Thursday, March 26, 2009

Underwood Creek

One thing I have pointed out more than once is that the Estabrook Dam impoundment does not alter any watershed, in the sense that the water from this part of the Milwaukee River basin gets to exactly where it is supposed to go- Lake Michigan. It's detained for awhile, but I'm late for just about everything too, so I'm not really in a position to judge here.
On the other hand (according to this March 22, 2009 Milwaukee Journal-Sentinel article), being considered at this very moment is a project to divert Lake Michigan water into a neighboring watershed (Waukesha), using it for swimming pools, lawn-watering, and golf courses (as well as household and business use), and then "pouring all the city's treated wastewater into a small stream in Wauwatosa." Underwood Creek, already prone to flooding, which leads into the Menomonee River, also prone to flooding, would bear the burden of handling Waukesha's used and treated water. (Picture is from an online MMSD brochure- section of Menomonee River in Hart Park, which flooded heavily in the late 90's.)
I found these statements from Biebel, the SEWRPC engineer,particularly interesting- "If the discharge is 10 million gallons a day, that is not a significant flow. That would add just a few inches in depth and not much in velocity." He then went on to explain- the article quoted him indirectly here- "Waukesha could avoid adding to extreme flows in the creek during heavy rain storms, and filling the basin more quickly than planned, by shutting off the discharge. The city could pour its treated wastewater into the Fox River at those times."

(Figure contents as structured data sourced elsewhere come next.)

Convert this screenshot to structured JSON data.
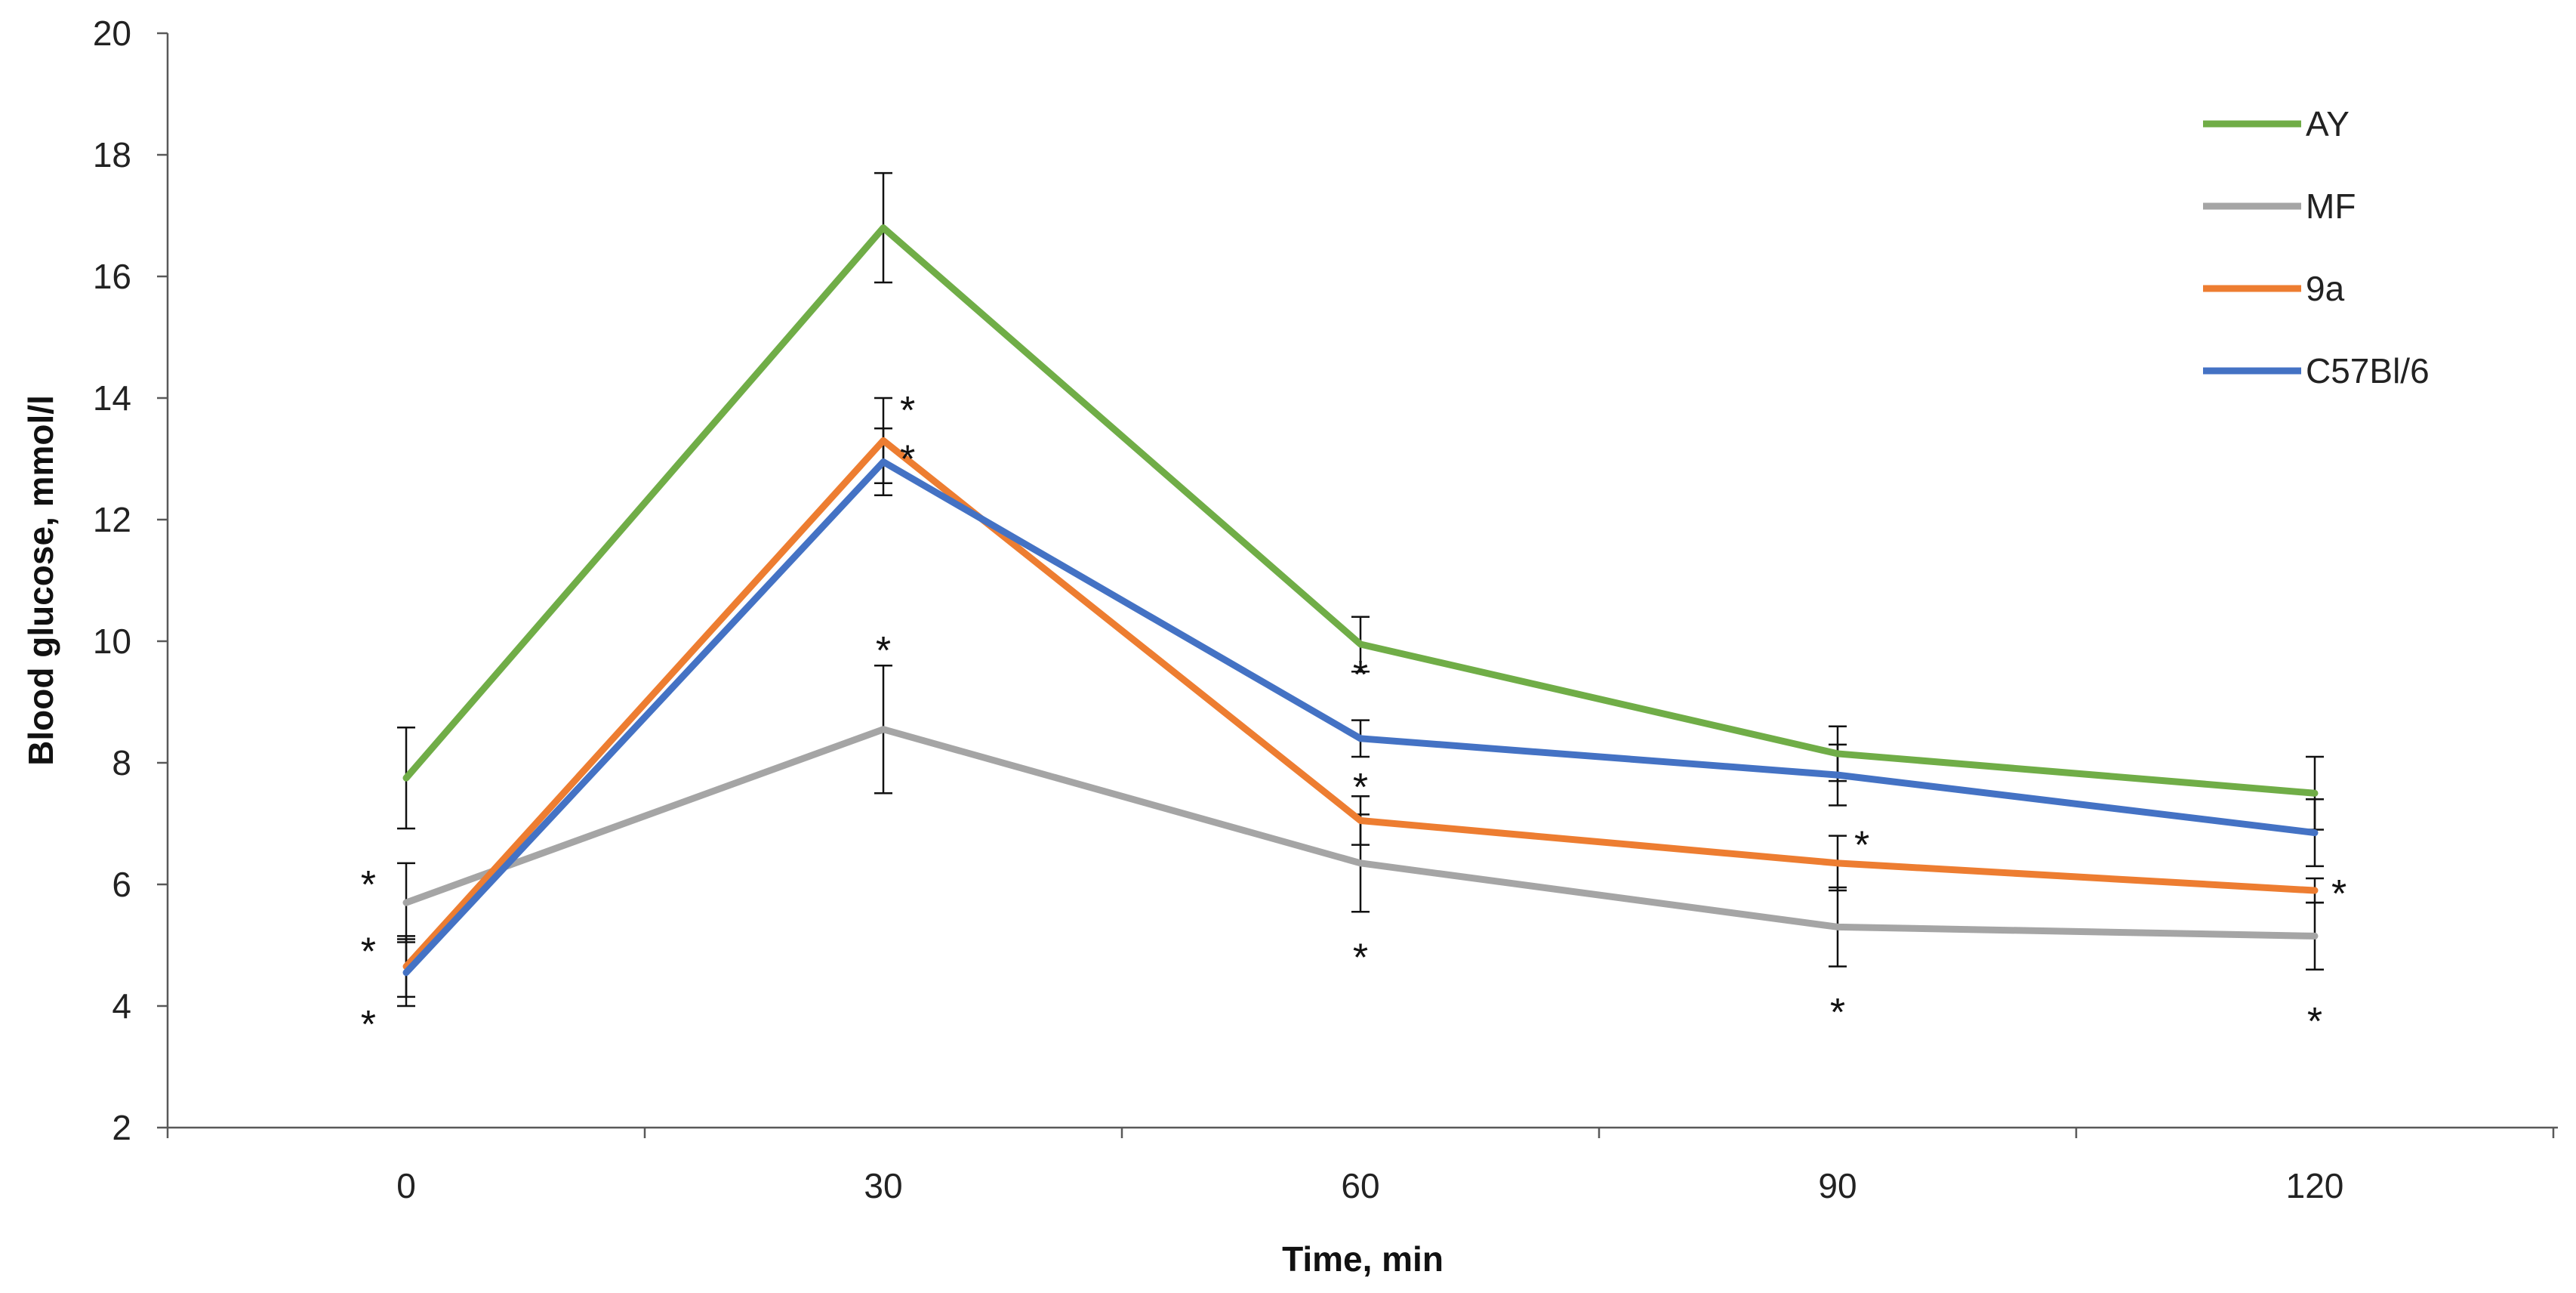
{
  "chart_data": {
    "type": "line",
    "title": "",
    "xlabel": "Time, min",
    "ylabel": "Blood glucose, mmol/l",
    "x": [
      0,
      30,
      60,
      90,
      120
    ],
    "x_tick_labels": [
      "0",
      "30",
      "60",
      "90",
      "120"
    ],
    "ylim": [
      2,
      20
    ],
    "y_ticks": [
      2,
      4,
      6,
      8,
      10,
      12,
      14,
      16,
      18,
      20
    ],
    "y_tick_labels": [
      "2",
      "4",
      "6",
      "8",
      "10",
      "12",
      "14",
      "16",
      "18",
      "20"
    ],
    "grid": false,
    "legend_position": "top-right",
    "series": [
      {
        "name": "AY",
        "color": "#70AD47",
        "values": [
          7.75,
          16.8,
          9.95,
          8.15,
          7.5
        ],
        "errors": [
          0.83,
          0.9,
          0.45,
          0.45,
          0.6
        ]
      },
      {
        "name": "MF",
        "color": "#A5A5A5",
        "values": [
          5.7,
          8.55,
          6.35,
          5.3,
          5.15
        ],
        "errors": [
          0.65,
          1.05,
          0.8,
          0.65,
          0.55
        ]
      },
      {
        "name": "9a",
        "color": "#ED7D31",
        "values": [
          4.65,
          13.3,
          7.05,
          6.35,
          5.9
        ],
        "errors": [
          0.5,
          0.7,
          0.4,
          0.45,
          0.2
        ]
      },
      {
        "name": "C57Bl/6",
        "color": "#4472C4",
        "values": [
          4.55,
          12.95,
          8.4,
          7.8,
          6.85
        ],
        "errors": [
          0.55,
          0.55,
          0.3,
          0.5,
          0.55
        ]
      }
    ],
    "annotations": [
      {
        "text": "*",
        "x": 0,
        "y": 6.1,
        "side": "left"
      },
      {
        "text": "*",
        "x": 0,
        "y": 5.0,
        "side": "left"
      },
      {
        "text": "*",
        "x": 0,
        "y": 3.8,
        "side": "left"
      },
      {
        "text": "*",
        "x": 30,
        "y": 13.9,
        "side": "right"
      },
      {
        "text": "*",
        "x": 30,
        "y": 13.1,
        "side": "right"
      },
      {
        "text": "*",
        "x": 30,
        "y": 9.95,
        "side": "center"
      },
      {
        "text": "*",
        "x": 60,
        "y": 9.55,
        "side": "center"
      },
      {
        "text": "*",
        "x": 60,
        "y": 7.7,
        "side": "center"
      },
      {
        "text": "*",
        "x": 60,
        "y": 4.9,
        "side": "center"
      },
      {
        "text": "*",
        "x": 90,
        "y": 6.75,
        "side": "right"
      },
      {
        "text": "*",
        "x": 90,
        "y": 4.0,
        "side": "center"
      },
      {
        "text": "*",
        "x": 120,
        "y": 5.95,
        "side": "right"
      },
      {
        "text": "*",
        "x": 120,
        "y": 3.85,
        "side": "center"
      }
    ]
  }
}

"Though the Fox River is outside the Great Lakes basin, Waukesha likely could discharge to it several days a year without violating the requirement for returning as much water to Lake Michigan as it withdraws, Biebel said". The discharge pipe would most likely be located just north of Bluemound Road, by 124th street, just inside the Great Lakes Basin again. Have I mentioned that the project is likely to cost $60-70 million? Does that put the dam repair money into perspective?


A project like this requires the consent of each of the eight Great Lakes states. This is a regional issue.

5 comments:

Erik Helm said...

For the record, I support Milwaukee Riverkeeper's position on this. No diversion. Period. It is a bad road to go down, and poor precedent.

Dave Reid said...

Agreed. I've been following your blog because I don't know much at all about the dam situation (ha kinda of funny) but I think we all can agree that the Waukesha diversion should not happen.

willie dynamite said...

Waukesha used to be known as Spring City and had huge freshwater resources. Due to poor land use decisions and over use they now have a problem. There should not be one drop of water leaving the basin. Waukesha Co needs to learn how to live within there means and giving them water from the great lakes sets a horrible percedent. Freshwater is one of the truely valuable natural resources and the great lakes are ground zero for this new battle.

irishmexmix said...

I live in Saukville close to the Milwaukee River.
This morning I went out to shovel an a OTTER ran across my driveway and slid down my front lawn.
Last week I saw one In Hartford running across HWY 60 which is close to the Rubicon River.
kind of a coincidence.

The River Otter said...

Super cute!!!
I am hearing so much about the otters' resurgence in SE WI. I wonder if there is empirical data to support the anecdotes- maybe the DNR has it the way they have the fish reports.